The three cut method is still a good and valid way to prune larger limbs off a tree. Only change in recent years is this: On the second cut, prune it right to the undercut, not a little aways like in the illustration. Straight shot to the cut, not letting it snap where the cuts are separated.


Couple of changes here. New standards recommend no fertilizer for the first year or so. Let the tree get used to the site first. And the backfill – use all the same local native soil you dug and excavated, not a 50/50 mix of native soil and organic matter. The logic and theory is that the tree will adapt and do best in the stuff it has to live in, not some compost leafy barky organic matter that is going to decompose and let the root ball subsides and sink deeper. This way the trunk base – soil interface does not get covered with dirt and soil and moisture and rot. Better to plant the tree a tiny bit high rather than low.

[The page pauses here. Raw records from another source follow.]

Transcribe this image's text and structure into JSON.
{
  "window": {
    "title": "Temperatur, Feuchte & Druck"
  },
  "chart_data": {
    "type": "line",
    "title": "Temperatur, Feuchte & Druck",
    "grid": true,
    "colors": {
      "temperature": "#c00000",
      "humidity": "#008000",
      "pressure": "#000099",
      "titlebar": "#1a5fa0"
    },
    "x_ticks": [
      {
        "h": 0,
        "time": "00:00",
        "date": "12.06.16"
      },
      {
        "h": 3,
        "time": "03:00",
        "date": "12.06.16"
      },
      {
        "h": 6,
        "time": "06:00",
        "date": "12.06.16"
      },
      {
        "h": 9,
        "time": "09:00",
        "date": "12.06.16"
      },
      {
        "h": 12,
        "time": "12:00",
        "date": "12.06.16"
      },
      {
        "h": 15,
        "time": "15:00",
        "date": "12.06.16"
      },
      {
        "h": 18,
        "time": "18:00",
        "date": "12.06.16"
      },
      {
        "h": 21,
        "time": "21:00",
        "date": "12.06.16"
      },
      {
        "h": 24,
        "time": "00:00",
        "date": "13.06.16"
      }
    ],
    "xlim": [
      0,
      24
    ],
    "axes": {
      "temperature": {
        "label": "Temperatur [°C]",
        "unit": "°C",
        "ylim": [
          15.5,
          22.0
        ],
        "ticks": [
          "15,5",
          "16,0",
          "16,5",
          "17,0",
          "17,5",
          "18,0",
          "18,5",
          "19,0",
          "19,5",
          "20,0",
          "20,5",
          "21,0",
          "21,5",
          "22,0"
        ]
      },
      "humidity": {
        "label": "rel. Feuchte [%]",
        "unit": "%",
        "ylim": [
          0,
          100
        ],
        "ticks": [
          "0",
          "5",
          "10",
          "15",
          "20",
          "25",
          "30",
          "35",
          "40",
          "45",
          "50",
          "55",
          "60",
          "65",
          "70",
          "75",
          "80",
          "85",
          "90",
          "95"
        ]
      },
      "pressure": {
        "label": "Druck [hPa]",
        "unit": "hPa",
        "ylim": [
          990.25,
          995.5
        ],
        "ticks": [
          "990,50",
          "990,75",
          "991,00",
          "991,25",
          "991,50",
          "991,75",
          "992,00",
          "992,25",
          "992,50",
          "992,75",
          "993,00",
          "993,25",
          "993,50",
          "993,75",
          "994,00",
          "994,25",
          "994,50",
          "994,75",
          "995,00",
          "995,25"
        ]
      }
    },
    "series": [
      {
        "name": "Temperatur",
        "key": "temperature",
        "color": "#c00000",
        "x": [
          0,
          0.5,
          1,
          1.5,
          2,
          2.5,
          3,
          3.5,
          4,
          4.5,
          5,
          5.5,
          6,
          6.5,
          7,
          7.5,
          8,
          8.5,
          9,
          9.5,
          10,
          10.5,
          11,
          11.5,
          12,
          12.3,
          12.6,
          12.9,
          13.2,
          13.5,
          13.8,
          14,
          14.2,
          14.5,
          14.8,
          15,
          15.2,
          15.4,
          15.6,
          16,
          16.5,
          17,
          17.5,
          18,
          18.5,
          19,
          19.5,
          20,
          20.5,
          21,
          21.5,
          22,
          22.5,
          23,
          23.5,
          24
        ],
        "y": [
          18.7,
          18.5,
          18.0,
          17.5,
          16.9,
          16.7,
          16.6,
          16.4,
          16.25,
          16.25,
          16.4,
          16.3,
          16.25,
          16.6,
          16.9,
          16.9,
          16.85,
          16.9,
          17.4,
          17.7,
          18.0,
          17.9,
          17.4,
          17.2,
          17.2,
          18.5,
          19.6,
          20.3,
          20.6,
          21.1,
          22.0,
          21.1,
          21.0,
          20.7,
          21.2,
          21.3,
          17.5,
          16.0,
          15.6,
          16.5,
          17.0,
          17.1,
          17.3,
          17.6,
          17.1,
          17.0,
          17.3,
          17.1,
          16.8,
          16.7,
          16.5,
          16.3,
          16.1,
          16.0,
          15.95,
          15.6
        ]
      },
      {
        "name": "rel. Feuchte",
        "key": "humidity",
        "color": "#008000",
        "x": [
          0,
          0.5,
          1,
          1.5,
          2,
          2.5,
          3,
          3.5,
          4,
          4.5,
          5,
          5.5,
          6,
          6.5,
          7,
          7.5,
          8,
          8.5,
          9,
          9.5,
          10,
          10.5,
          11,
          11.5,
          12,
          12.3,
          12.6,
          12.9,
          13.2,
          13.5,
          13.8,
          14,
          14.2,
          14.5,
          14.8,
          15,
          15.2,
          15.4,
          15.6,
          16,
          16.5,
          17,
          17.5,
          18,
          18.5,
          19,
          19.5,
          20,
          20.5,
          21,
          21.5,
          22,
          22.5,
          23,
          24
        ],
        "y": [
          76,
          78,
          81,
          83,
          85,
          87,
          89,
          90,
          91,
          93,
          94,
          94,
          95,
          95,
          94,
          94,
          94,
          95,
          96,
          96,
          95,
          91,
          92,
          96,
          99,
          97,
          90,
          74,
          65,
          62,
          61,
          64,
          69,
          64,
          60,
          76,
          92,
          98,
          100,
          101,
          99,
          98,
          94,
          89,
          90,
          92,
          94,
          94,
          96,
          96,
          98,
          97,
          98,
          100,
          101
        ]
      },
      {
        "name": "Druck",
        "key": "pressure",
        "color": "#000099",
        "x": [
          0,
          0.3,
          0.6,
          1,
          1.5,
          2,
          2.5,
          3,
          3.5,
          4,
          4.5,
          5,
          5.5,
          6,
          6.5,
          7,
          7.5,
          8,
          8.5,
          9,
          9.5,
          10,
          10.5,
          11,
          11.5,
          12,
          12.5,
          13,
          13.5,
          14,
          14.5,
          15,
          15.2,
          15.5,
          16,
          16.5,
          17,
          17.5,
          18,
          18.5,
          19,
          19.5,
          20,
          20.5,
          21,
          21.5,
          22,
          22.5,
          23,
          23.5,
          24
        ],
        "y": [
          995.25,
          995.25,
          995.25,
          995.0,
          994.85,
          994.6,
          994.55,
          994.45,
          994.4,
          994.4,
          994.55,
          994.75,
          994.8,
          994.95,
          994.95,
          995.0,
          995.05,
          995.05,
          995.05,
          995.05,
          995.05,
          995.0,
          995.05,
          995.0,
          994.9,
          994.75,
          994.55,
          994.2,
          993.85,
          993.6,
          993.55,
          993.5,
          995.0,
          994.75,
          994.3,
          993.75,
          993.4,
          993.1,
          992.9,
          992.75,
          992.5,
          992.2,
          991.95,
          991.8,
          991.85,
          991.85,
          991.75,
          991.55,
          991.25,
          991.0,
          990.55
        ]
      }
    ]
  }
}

As we progress in our knowledge of trees as living organisms, we have made changes in how we treat them near our dwellings. We are emphasizing tree health over simply tree cosmetics. We are broadening our view of what an ornamental tree is, and what is ideal in a given landscape. We are seeing trees not only from an engineering model’s stand point, but also seeing a tree as a tree.

Have you ever seen a wild old plum, one planted by itself on the edge of a field? Have you seen how it is a dense thick tangle of trunks and branches crossing meshing and exhibiting a sort of mad exuberance? Well that is its natural wild form. Even the domesticated town plums would like to look like that a little bit, but most of the time us peoples don’t let them. “Stay in your little square!” So when we prune them hard in an effort to ‘correct their poor structure’, they fight back with a ton of new sprouts, thin woody upright sprouts on the branches, sprouts we call watersprouts.
The tree is filling out all the pruned-away empty space with energy producing leaves. It is filling in gaps in its canopy where light is being wasted. What we call “wrong’, ‘ugly’, ‘incorrect’ and ‘bad’, the tree knows as ‘good’. Good for survival, good for making food for itself.
Ornamentally speaking, sometimes a light natural prune is more beneficial over time than a heavy hard prune that will set you down a path where every year you are fighting to make the tree do what you want it to do. This instead of letting the tree do what it has done for the last hundred million years just fine, and just helping it along as a gardener to make it look its best.